I sometimes receive e-mails from users asking questions. Usually I try to refer everyone to Stack Overflow as I believe that e-mailed questions scale poorly; htmlTable has 160 000+ downloads/month and therefore it is reasonable that all support should be available through a Google-search. I often encourage people to e-mail me a link to a Stack Overflow question that has gone unanswered for a week and then I can have a look at it.
At the core of the open source community is that everyone can contribute. Contribution can be simple and seeing something you wrote being used, is surprisingly satisfying.
Try to take the time to look for questions on Stack Overflow that you can answer or if you know a package well, look into all the issues that people have with that package and see if your knowledge can help them. Many of the posted issues have already existing functionality that the users haven’t found.
Improve a package
Writing and maintaining a package is a lot of work, I would therefore suggest that you look for already existing solutions and look for what is missing something. The easiest starting point is to ask yourself what in the manual doesn’t make sense and suggest changes. There are always things that can be improved upon and as an author you often become myopic and fail to see everything from spelling mistakes to errors/ambiguities.
Remember that the sky is the limit. Some of the best features in my packages come from suggestions that I have gotten from others. Sometimes getting the core functionality in place takes so much effort that the you forget about the finishing touches that can do miracles for your users.
Publishing your own R-packages
Publishing a package is a lot of work, especially if you are writing an R-package and are aiming for CRAN. I think CRAN is amazing but it has the most ambitious code quality routines that I have ever encountered. Even a published package will have to be updated once in a while as the requirements change. Despite this, it may be worthwhile; the checks are good for guaranteeing that your code has a certain quality and is well documented.
What should I publish?
As R is a programming language for statisticians I thought in the beginning that packages should address hardcore statistics, e.g. regressions. In truth, the statistics is a tiny part of the research process and everything from preparing datasets to cool new plots are good enough for publishing. My packages with the most impact have been tools that I was working on during my thesis. These were simple things like tables, plots etc that I found useful.
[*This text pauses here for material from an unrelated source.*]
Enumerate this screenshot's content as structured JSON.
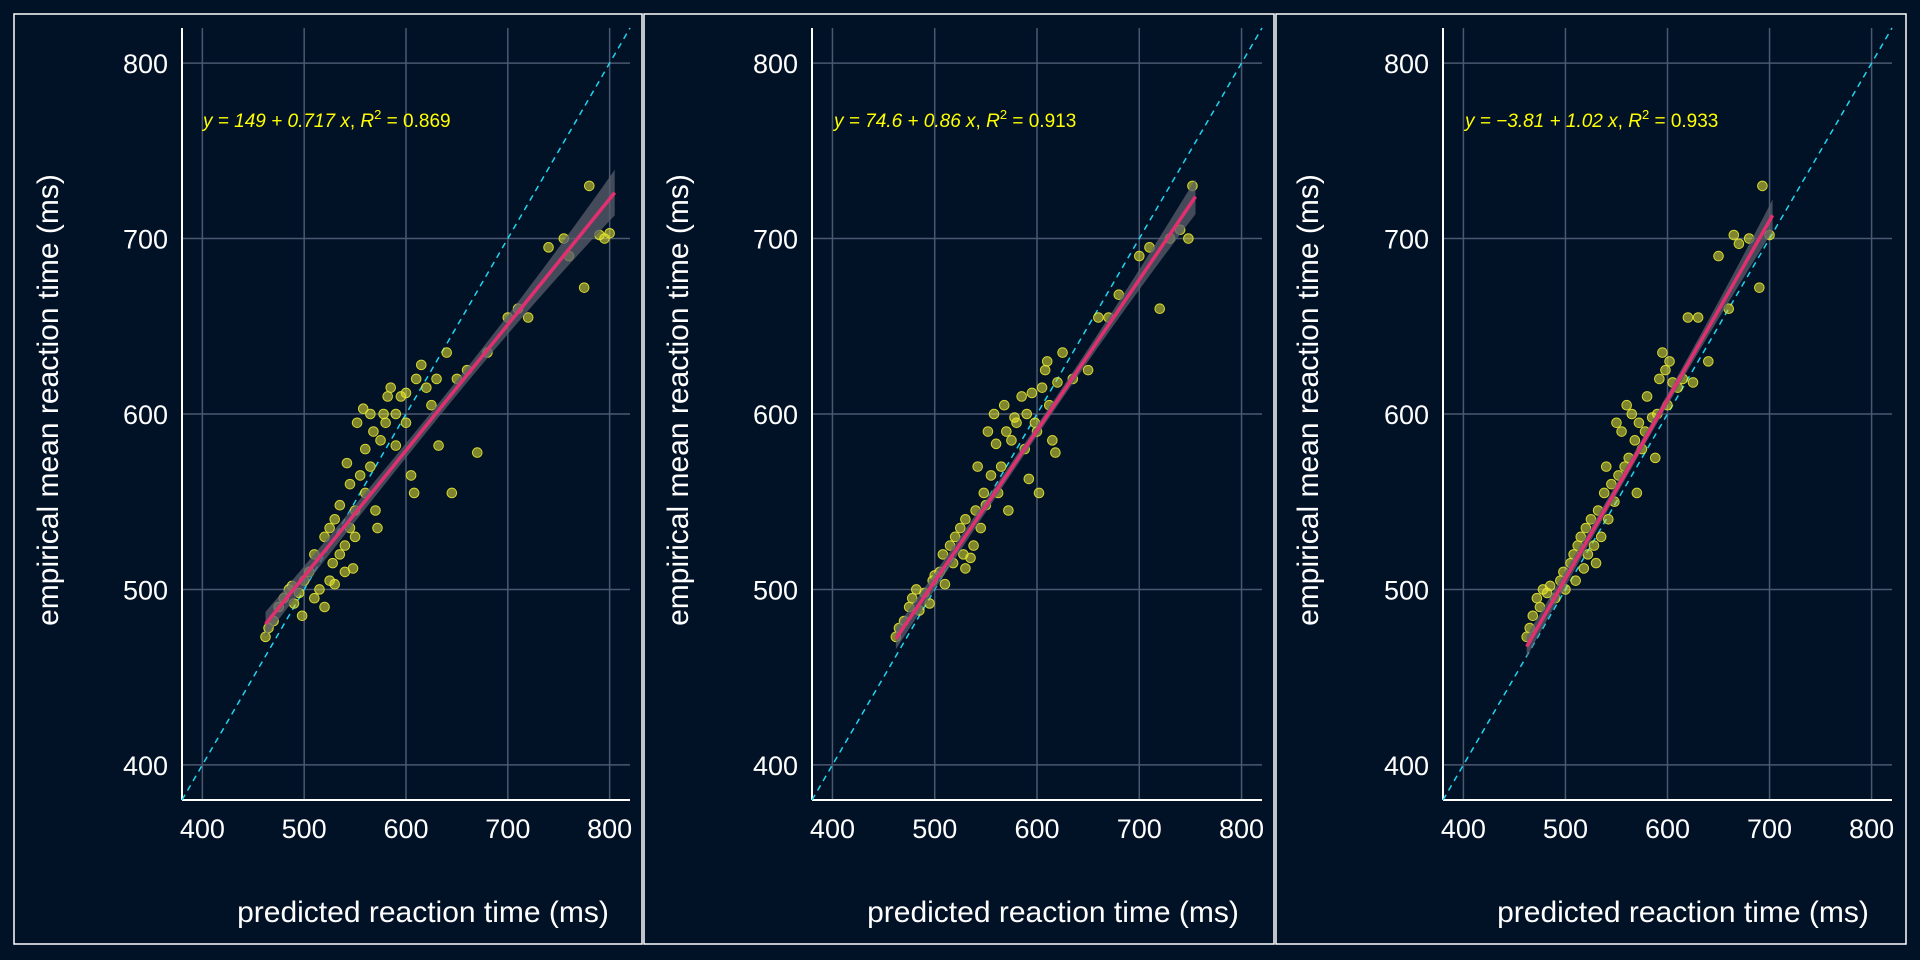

What to think of when writing a package?
We all have our regrets, some of mine are due to bad argument naming in my packages. Once you’ve published a package and it becomes a success, changing the argument names, function structure etc incur a pain for others and should be avoided if possible. Planning is therefore crucial, here is a simple list of things to think of when writing your first real package:
- Look at other popular packages and their names for functions and arguments and use that as a source of inspiration.
- Add as many tests as you can from the start, these will make maintenance much easier as you don’t have to worry so much about breaking stuff when you add new features.
- Use a linter for code consistency.
- Make good use of
...and the S3-system, one of my regrets have been that I have not used
summaryand other functions for my own classes as much as I should have. These could have simplified things a great deal.
- Documentation is today written in roxygen2. Take your time to look through all the features.